Tuesday, October 16, 2012

would have had, had had, have had

  1. Mourinho has been given a two-match touchline ban and WOULD HAVE HAD to sit in the stands with a minder anyway.

    Here we are talking about the "future in the past".

    At the time the speaker is talking, Mourhino had already received the ban (past). He knew then that for the next match (future, when he got the ban) he would have to sit in the stands.

    Two weeks ago Mourhino got a ban. (past) Two weeks ago (past) he knew that in one week's time, (future) he would have to sit on the bench

  2. I realized I'D HAD it in my pocket all along.

    This is the past perfect form of "have". We use this when we are talking about the past and want to refer to a time in the past which was even earlier.

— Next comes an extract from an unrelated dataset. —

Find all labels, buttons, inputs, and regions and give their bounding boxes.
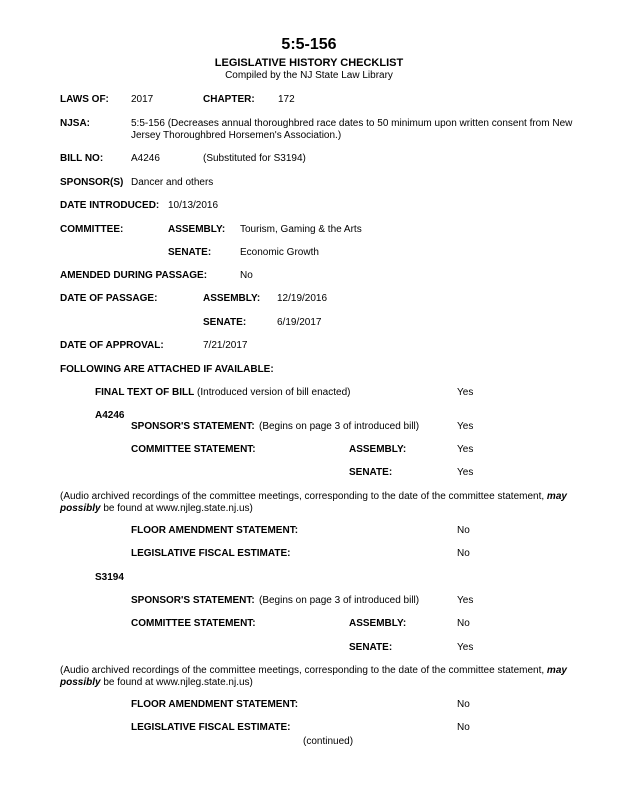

    So - "I realised" - past simple of 'realise' - (a short event which I now finished.)

    "I had had it" - the thing was in my pocket even before I realised that it was there.

    We could demonstrate this by putting times in, to give you an idea of the time line:

    "At 4 pm I realised that I had put the thing in my pocket at 2 pm." I am telling you about something that happened at 4 pm (I realised), and the thing that I realised had happened even earlier, at 2 pm (I had had it ...)

  3. I HAVE HAD the opportunity to interact with teachers" This is the simple perfect continuous (progressive), and we use it to speak about a finished action in the past, which is connecetd to the present.

    This is connected with the present, because presumably the speaker learned a lot about teachers, and he still has that knowledge:

    In the past I have had French lessons (past) and I can speak some French (present.)